Advantages of correlational research include the ability to study relationships between virtually any variables. A major limitation is that correlation does not imply causation; two variables may be related due to a third variable or coincidence. A light-hearted example from the transcript compared making peanut butter and jelly sandwiches with being attracted to someone sitting nearby; the two variables are not causally related, illustrating spurious correlations.
A special form of correlational research is epidemiology, which measures the prevalence (how widespread) and incidence (new cases) of a disorder within a population. Epidemiological studies help identify patterns and risk factors at the population level; see references to foundational sections for definitions.
1.5.2.5 Experiments
Experiments are the quintessential controlled tests of hypotheses. They involve manipulating one variable (the independent variable, IV) and measuring its effect on another variable (the dependent variable, DV). Experiments typically include a control group (which does not receive the manipulation) and an experimental group (which does). Random assignment assigns participants to groups with equal probability, helping to balance confounding variables.
Key concepts include:
- IV: the manipulated variable.
- DV: the measured outcome.
- Control group vs. experimental group: enables causal inference by providing a baseline for comparison.
- Placebo: in drug studies, a sham treatment administered to control for expectancy effects while keeping participants blind to their assignment.
The transcript also highlights single-subject experimental designs, which are useful when large samples are not possible. A prominent example is the ABAB design (also called reversal design): A represents baseline phases, B represents treatment phases, and the pattern ABAB allows researchers to assess whether the behavior changes systematically with the introduction and withdrawal of the intervention.
Concrete examples cited include:
- Cutler, Miles, and Carson (1998) used social stories to reduce tantrum behavior in a 12-year-old with autism, fragile X syndrome, and intermittent explosive disorder, demonstrating that precursors to tantrum behavior decreased during the intervention (B) and increased when it was withdrawn (A).

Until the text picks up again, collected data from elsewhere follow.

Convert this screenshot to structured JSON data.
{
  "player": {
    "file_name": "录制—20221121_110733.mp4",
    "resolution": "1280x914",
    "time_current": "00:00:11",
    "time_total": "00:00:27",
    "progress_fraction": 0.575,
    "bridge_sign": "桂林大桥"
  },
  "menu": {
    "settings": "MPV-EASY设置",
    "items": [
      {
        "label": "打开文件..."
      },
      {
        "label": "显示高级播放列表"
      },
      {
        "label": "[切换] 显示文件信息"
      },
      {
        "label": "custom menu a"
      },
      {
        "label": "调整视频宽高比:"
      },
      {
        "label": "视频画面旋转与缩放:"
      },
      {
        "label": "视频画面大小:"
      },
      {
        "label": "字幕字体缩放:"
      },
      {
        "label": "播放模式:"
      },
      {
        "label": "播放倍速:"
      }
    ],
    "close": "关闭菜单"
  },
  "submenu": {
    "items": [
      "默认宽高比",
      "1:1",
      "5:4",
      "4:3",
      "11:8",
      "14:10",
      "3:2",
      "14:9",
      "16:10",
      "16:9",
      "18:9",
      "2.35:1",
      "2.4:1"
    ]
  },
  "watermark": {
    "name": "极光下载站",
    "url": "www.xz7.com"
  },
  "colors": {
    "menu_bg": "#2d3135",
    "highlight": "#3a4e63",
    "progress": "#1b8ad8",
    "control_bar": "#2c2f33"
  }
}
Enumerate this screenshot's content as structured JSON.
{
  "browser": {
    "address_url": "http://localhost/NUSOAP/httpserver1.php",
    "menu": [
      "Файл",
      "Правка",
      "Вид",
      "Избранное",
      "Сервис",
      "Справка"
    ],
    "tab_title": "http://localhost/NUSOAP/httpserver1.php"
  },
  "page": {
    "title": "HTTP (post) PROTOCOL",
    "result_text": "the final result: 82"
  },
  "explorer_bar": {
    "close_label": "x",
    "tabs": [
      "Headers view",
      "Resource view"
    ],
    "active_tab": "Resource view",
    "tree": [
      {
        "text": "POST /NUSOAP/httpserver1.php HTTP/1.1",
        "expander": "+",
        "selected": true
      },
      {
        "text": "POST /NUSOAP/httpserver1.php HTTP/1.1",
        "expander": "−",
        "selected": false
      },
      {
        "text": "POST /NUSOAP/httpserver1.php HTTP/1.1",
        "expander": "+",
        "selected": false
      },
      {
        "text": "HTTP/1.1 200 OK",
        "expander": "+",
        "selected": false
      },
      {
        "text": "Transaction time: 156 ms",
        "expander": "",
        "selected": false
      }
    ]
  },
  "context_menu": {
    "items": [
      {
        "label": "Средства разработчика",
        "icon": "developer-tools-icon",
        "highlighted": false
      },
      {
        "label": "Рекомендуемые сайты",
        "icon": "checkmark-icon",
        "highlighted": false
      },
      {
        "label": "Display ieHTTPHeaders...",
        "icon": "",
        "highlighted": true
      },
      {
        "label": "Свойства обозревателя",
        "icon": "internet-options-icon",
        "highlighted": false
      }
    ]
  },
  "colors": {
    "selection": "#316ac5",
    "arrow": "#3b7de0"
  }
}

- Balakrishnan (Balakrishnan, 2017) used an ABAB design to examine social stories as a social learning tool for children with autism spectrum disorder (ASD). Baseline (A) was followed by treatment (B), then a return to baseline (A), and a final treatment phase (B). All participants showed improved positive peer interactions during treatment phases, with reductions in interactions when treatment was withdrawn, supporting the conclusion that social stories increased positive peer interactions in children with ASD.
Single-subject designs reduce potential confounds by employing multiple strategies to isolate effects, and they are particularly valuable when studying individuals with rare or heterogeneous conditions.
1.5.2.6 Multi-Method Research
No single research method is perfect; each comes with strengths and limitations. To obtain the most accurate and comprehensive picture of what affects behavior and mental processes, psychologists typically employ multiple methods across different stages of a study. This approach is known as multi-method research. By combining observations, self-reports, experiments, and other designs, researchers can triangulate findings, improve validity, and offset individual method biases. In practice, multi-method research enhances the reliability and applicability of conclusions in psychology and clinical practice, reflecting the field’s emphasis on converging evidence from diverse sources.